A grid-interactive photovoltaic (PV) system uses solar energy to generate renewable power that charges batteries for use during power failures and feeds power into the electricity grid.

How it works


A grid-interactive solar system generates clean power from the unlimited energy of sunlight. Grid-interactive inverters can also use other renewable sources such as wind or hydro power.  When the sun shines, the PV system charges its deep cycle solar batteries and feeds all excess clean power into the electricity grid via the inverter.

When there is no solar power because it’s night, the system can draw power from the electricity grid. When there is a power failure, the inverter draws clean power from the solar panels and batteries to meet the electricity needs of your home or business. Then it is a stand-alone system.

How grid-interactive differs from grid-tied

Grid-tied systems feed green energy into the electricity grid but must disconnect if the grid goes down. Tied systems receive credits and incentives for feeding green power into the grid but they can’t generate energy for their own use when grid electricity is unavailable.

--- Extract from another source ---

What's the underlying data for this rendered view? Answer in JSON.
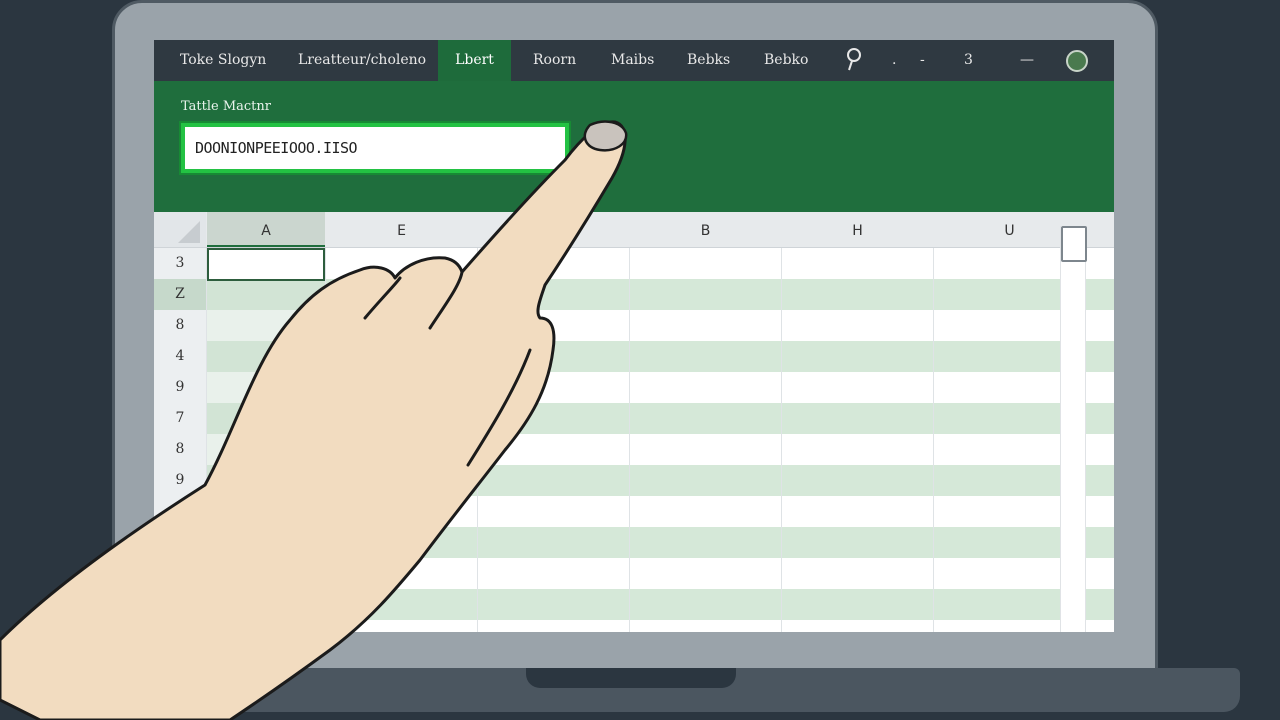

Grid-interactive systems also feed power into the grid but they can keep generating green energy from their PV modules and battery backup systems and use this electricity to meet their own needs.


A grid-interactive PV system offers many benefits:

  • Feeding green energy into the grid when it benefits you and disengaging when it does not
  • Independence to use your own clean solar and battery power in your home or business during a grid power failure
  • Accessing any credits and benefits that are available for tying to the grid
  • Ensuring fuller use of the clean PV power you produce, whereas in off-grid systems much of the clean energy goes to waste
  • Two equally available sources of power
  • A more reliable power supply and lower costs
  • Contributing to a more sustainable energy future

One slight disadvantage is that the design and installation of grid-interactive systems are more complex.


Every 24 hours, enough sunlight touches the Earth to provide the energy for the entire planet for 24 years.